This paper proposes a three-dimensional taxonomy and develops TTP and HarmFormer tools to filter harmful content from web-scale LLM pretraining datasets, revealing significant toxicity prevalence and persistent safety gaps through benchmarks like HAVOC.
Large Language Model, Pre-training, Safety, Alignment, Transformer, Responsible AI
Sai Krishna Mendu, Harish Yenala, Aditi Gulati, Shanu Kumar, Parag Agrawal
Microsoft
Generated by grok-3
Background Problem
Large language models (LLMs) are pretrained on massive web-scale datasets like Common Crawl, C4, and FineWeb, which contain harmful content such as hate speech, misinformation, and explicit material. This unfiltered data risks propagating toxic behaviors, societal biases, and misinformation in LLM outputs, undermining trust and raising ethical concerns. Current content moderation tools are limited by sentence-level analysis, binary taxonomies, and poor generalization across harm categories, failing to address nuanced intent in long-form web content. This paper aims to solve these issues by providing a detailed analysis of harmful content in pretraining datasets and developing advanced moderation tools to ensure safer LLM pretraining.
Method
The paper introduces a three-dimensional taxonomy (Safe, Topical, Toxic) across five harm categories (Hate & Violence, Ideological Harm, Sexual Harm, Illegal Activities, Self-Inflicted Harm) to classify content based on intent and severity, distinguishing harmful content from educational or topical discourse. Two main tools are developed: (1) Topical and Toxic Prompt (TTP), a prompt-based classifier using OpenAI’s GPT-4 Omni with few-shot and chain-of-thought prompting to filter harmful content from web-scale datasets, and (2) HarmFormer, a LongFormer-based transformer model with a multi-task architecture featuring five classification heads for each harm category, trained on 253,000 annotated web pages from Common Crawl, C4, and FineWeb to handle long-form text moderation. The methodology also includes creating evaluation benchmarks like TTP-Eval (491 annotated web pages) for long-text moderation and HAVOC (10,376 snippets) to assess LLM toxicity in open-ended generations.
Experiment
The experiments analyze harmful content prevalence in Common Crawl (4.1% toxic), C4 (2.1% toxic), and FineWeb (3.9% toxic), showing significant toxic content despite existing filters. TTP achieves an F1-score of 0.83 on toxic content detection in TTP-Eval, outperforming Perspective API (F1=0.63), though it struggles with ‘reporting’ webpages. HarmFormer, fine-tuned on LongFormer with 1024 token context, reaches an F1-score of 0.85 on toxic content, with strong performance in Sexual (F1=0.91) and Self-Inflicted Harm (F1=0.88) but weaker in Hate & Violence (F1=0.51) due to intent misclassification. On the OpenAI Moderation Dataset, TTP (F1=0.80) and HarmFormer (F1=0.73) surpass Llama Guard and Perspective API. The HAVOC benchmark reveals a 26.7% toxicity leakage rate in LLM outputs, with Sexual Harm showing the highest leakage (7.97% aggregated), indicating persistent safety gaps. The setup is comprehensive, covering diverse datasets and harm categories, but the reliance on TTP annotations for training data introduces potential bias, and results may not fully generalize due to English-only focus and limited cultural context.
Further Thoughts
The three-dimensional taxonomy is a significant step forward in content moderation, as it addresses the critical gap in distinguishing intent, which binary systems often miss. However, the reliance on GPT-4 Omni for TTP raises concerns about cost and accessibility for widespread adoption in Responsible AI practices—could a smaller, open-source model achieve similar results with fine-tuning? Additionally, the high leakage rates in HAVOC, especially for Sexual Harm, suggest that pretraining data filtering alone may not suffice; post-training alignment techniques like RLHF or DPO might need integration to address emergent toxic behaviors.
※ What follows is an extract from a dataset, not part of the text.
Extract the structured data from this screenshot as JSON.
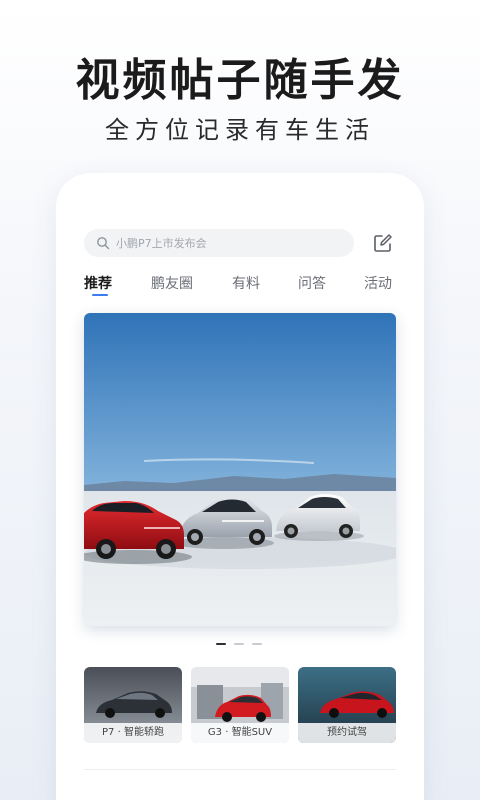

I also wonder about the interplay between dataset ‘cleanliness’ and model performance, as hinted in the limitations—future work could explore whether overly aggressive filtering impacts LLM capabilities in nuanced tasks like medical or legal reasoning, where topical content is vital. Finally, connecting this to broader AI safety research, the HAVOC benchmark could be extended to evaluate multimodal models, where visual and textual harms might compound, posing new challenges for content moderation.